AI False Positive Filtering¶
Triage time is the silent cost of any scanner. Every finding a security engineer has to read, reproduce, and dismiss is engineering time that doesn't ship a fix. AI False Positive Filtering uses an LLM-based reviewer to read each finding the way a senior security engineer would, and auto-resolves the ones that don't hold up: status flips to False Positive, with a written reasoning attached, before the issue ever lands in your queue.
The red robot chip marks issues Escape AI auto-resolved as false positives.
What It Does¶
For every new issue produced by a scan, Escape runs a dedicated AI reviewer that:
- Reads the full finding context: name, severity, category, target, evidence attachments, and any rule-specific review instructions.
- Decides whether the evidence actually supports the claim, using an explicit decision matrix:
- Technically incorrect or evidence is wrong: False Positive.
- Technically correct and exploitable in context: True Positive.
- Technically correct but not exploitable in context: valid Informational or Low finding, not a false positive.
- Writes back three fields on the issue: a boolean verdict, a long-form
reasoningrendered as markdown in the issue overview, and a shortsummary. - Auto-sets the issue status to
FALSE_POSITIVEwhen the verdict is positive.

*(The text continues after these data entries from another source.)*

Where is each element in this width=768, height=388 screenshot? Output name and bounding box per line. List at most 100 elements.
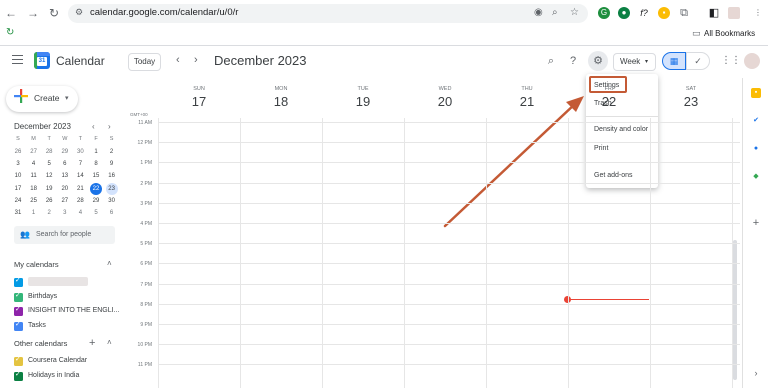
mini-day[interactable]: 3	[59, 207, 71, 219]
mini-day[interactable]: 11	[28, 170, 40, 182]
day-column-header[interactable]: SUN 17	[158, 86, 240, 109]
hour-label: 11 PM	[137, 362, 152, 369]
mini-day[interactable]: 1	[90, 146, 102, 158]
mini-day[interactable]: 19	[43, 183, 55, 195]
hour-label: 3 PM	[140, 200, 152, 207]
day-column-header[interactable]: THU 21	[486, 86, 568, 109]
mini-day[interactable]: 26	[12, 146, 24, 158]
mini-day[interactable]: 30	[74, 146, 86, 158]
hour-label: 1 PM	[140, 160, 152, 167]
mini-day[interactable]: 15	[90, 170, 102, 182]
hour-label: 9 PM	[140, 322, 152, 328]
checkbox[interactable]	[14, 291, 23, 302]
mini-day[interactable]: 28	[74, 195, 86, 207]
mini-day[interactable]: 27	[59, 195, 71, 207]
mini-day[interactable]: 5	[43, 158, 55, 170]
hour-label: 5 PM	[140, 241, 152, 248]
calendar-list-item[interactable]: Coursera Calendar	[14, 355, 124, 368]
day-number[interactable]: 22	[568, 94, 650, 109]
hour-row-line	[158, 324, 740, 325]
mini-day[interactable]: 29	[59, 146, 71, 158]
mini-day[interactable]: 2	[106, 146, 118, 158]
hour-label: 2 PM	[140, 180, 152, 187]
day-column-divider	[732, 118, 733, 388]
day-column-header[interactable]: MON 18	[240, 86, 322, 109]
day-of-week: FRI	[604, 86, 614, 92]
day-column-header[interactable]: FRI 22	[568, 86, 650, 109]
calendar-label: Birthdays	[28, 292, 58, 300]
hour-label: 10 PM	[137, 342, 152, 349]
mini-weekday-label: F	[94, 136, 98, 142]
mini-day[interactable]: 16	[106, 170, 118, 182]
calendar-list-item[interactable]: Tasks	[14, 320, 124, 333]
calendar-label: Coursera Calendar	[28, 357, 88, 364]
mini-day[interactable]: 24	[12, 195, 24, 207]
mini-day[interactable]: 27	[28, 146, 40, 158]
hour-row-line	[158, 364, 740, 366]
checkbox[interactable]	[14, 305, 23, 316]
mini-day[interactable]: 12	[43, 170, 55, 182]
day-number[interactable]: 17	[158, 94, 240, 109]
mini-day[interactable]: 9	[106, 158, 118, 170]
mini-day[interactable]: 10	[12, 170, 24, 182]
calendar-label: Holidays in India	[28, 371, 80, 379]
mini-day[interactable]: 5	[90, 207, 102, 219]
mini-day[interactable]: 4	[74, 207, 86, 219]
hour-row-line	[158, 223, 740, 224]
mini-day[interactable]: 23	[105, 182, 118, 195]
day-number[interactable]: 18	[240, 94, 322, 109]
mini-day[interactable]: 28	[43, 146, 55, 158]
day-number[interactable]: 19	[322, 94, 404, 109]
day-number[interactable]: 20	[404, 94, 486, 109]
mini-day[interactable]: 13	[59, 170, 71, 182]
mini-day[interactable]: 17	[12, 183, 24, 195]
hour-row-line	[158, 122, 740, 123]
hour-row-line	[158, 303, 740, 305]
mini-day[interactable]: 30	[106, 195, 118, 207]
mini-day[interactable]: 31	[12, 207, 24, 219]
mini-weekday-label: W	[62, 136, 68, 142]
day-column-header[interactable]: TUE 19	[322, 86, 404, 109]
mini-weekday-label: M	[31, 136, 36, 142]
checkbox[interactable]	[14, 276, 23, 287]
mini-day[interactable]: 8	[90, 158, 102, 170]
day-column-divider	[568, 118, 569, 388]
calendar-list-item[interactable]	[14, 276, 124, 289]
mini-day[interactable]: 4	[28, 158, 40, 170]
day-column-header[interactable]: SAT 23	[650, 86, 732, 109]
hour-label: 6 PM	[140, 261, 152, 268]
mini-day[interactable]: 18	[28, 183, 40, 195]
hour-label: 4 PM	[140, 221, 152, 227]
mini-day[interactable]: 29	[90, 195, 102, 207]
mini-day[interactable]: 26	[43, 195, 55, 207]
mini-day[interactable]: 6	[59, 158, 71, 170]
mini-day[interactable]: 6	[106, 207, 118, 219]
day-column-divider	[158, 118, 159, 388]
mini-day[interactable]: 3	[12, 158, 24, 170]
mini-day[interactable]: 1	[28, 207, 40, 219]
hour-row-line	[158, 243, 740, 245]
checkbox[interactable]	[14, 370, 23, 381]
calendar-label: INSIGHT INTO THE ENGLI...	[28, 307, 120, 314]
checkbox[interactable]	[14, 320, 23, 331]
day-of-week: TUE	[357, 86, 369, 92]
hour-row-line	[158, 162, 740, 164]
mini-day[interactable]: 14	[74, 170, 86, 182]
mini-day[interactable]: 21	[74, 183, 86, 195]
day-column-header[interactable]: WED 20	[404, 86, 486, 109]
mini-day[interactable]: 20	[59, 183, 71, 195]
hour-row-line	[158, 202, 740, 204]
mini-day[interactable]: 25	[28, 195, 40, 207]
checkbox[interactable]	[14, 355, 23, 366]
mini-weekday-label: T	[47, 136, 51, 142]
hour-label: 8 PM	[140, 301, 152, 308]
day-number[interactable]: 23	[650, 94, 732, 109]
mini-day[interactable]: 7	[74, 158, 86, 170]
calendar-label: Tasks	[28, 321, 46, 329]
calendar-list-item[interactable]: INSIGHT INTO THE ENGLI...	[14, 305, 124, 318]
day-number[interactable]: 21	[486, 94, 568, 109]
mini-day[interactable]: 2	[43, 207, 55, 219]
calendar-list-item[interactable]: Birthdays	[14, 291, 124, 304]
calendar-list-item[interactable]: Holidays in India	[14, 370, 124, 383]
mini-day[interactable]: 22	[90, 182, 102, 195]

The issue lands directly in the False Positive bucket: nobody on your team has to triage it first.
The reviewer is intentionally conservative. It only flips an issue when the context contradicts the evidence. It never marks a finding as a false positive just because the target is a known vulnerable, demo, or test environment, and it never demotes a Low or Informational finding to false positive: those stay as valid non-critical findings.
Why It Saves You Time¶
In a typical mid-to-large scan, a meaningful share of issues reduces to "yes the scanner saw the pattern, but in this context it's not actually exploitable". Without filtering, every one of those still costs:
- A security engineer reading the evidence.
- A reproduction attempt, sometimes against staging.
- A status update and a comment explaining why it was dismissed.
With filtering on, those issues arrive already marked False Positive, with the reasoning attached. Your team reads the reasoning to confirm, agrees in seconds, and moves on. The triage queue shrinks to issues that actually need a decision.
For customers running continuous scans across dozens of assets, this turns multi-hour weekly triage sessions into focused reviews of the True Positive backlog.
Where You See It in the Product¶
- Issue side panel: the red robot chip appears in the header next to the severity badge whenever the AI flagged the finding and the status is
FALSE_POSITIVE. Hovering it shows "Flagged as a false positive by Escape AI". - Issue overview: a dedicated AI False Positive Reasoning card renders the model's full markdown explanation, so the engineer reviewing can read the argument before accepting or overriding it.
- Issue list: an AI False Positive filter (True / False) lets you slice the queue, for example to audit a sample of AI-flagged findings before trusting the system.
- Issue row: the same red robot chip shows inline in the issues table.
If you disagree with a verdict, change the status back from FALSE_POSITIVE to OPEN (or any other status). The chip and reasoning stay visible for traceability, but the issue re-enters your active queue.
How Escape Learns from Your False-Positive Feedback¶
Every time your team marks an issue as a false positive (whether you're confirming an AI verdict or overriding the AI to flag a finding the model missed), that signal feeds back into how Escape improves the system over time.
Concretely, your false-positive feedback shapes:
- Reviewer prompts: recurring patterns we see across customer feedback inform the explicit rules baked into the reviewer's instructions (the decision matrix, the "don't demote Low to FP" rule, and similar guardrails came from exactly this kind of signal).
- Detector tuning: when a specific rule produces a high rate of false positives across tenants, the security research team revisits the underlying detector, not just the AI filter.
- Evaluation set: confirmed false positives become regression cases we use to validate that future model updates don't reintroduce noise we already eliminated.
We don't train a per-tenant model on your data, and the reviewer doesn't read other organizations' findings. Improvements ship for everyone through prompt and detector updates, not through cross-tenant model fitting.
The simplest way to help: keep marking issues honestly. Every status change is a vote on whether Escape's reviewer is calibrated for your environment.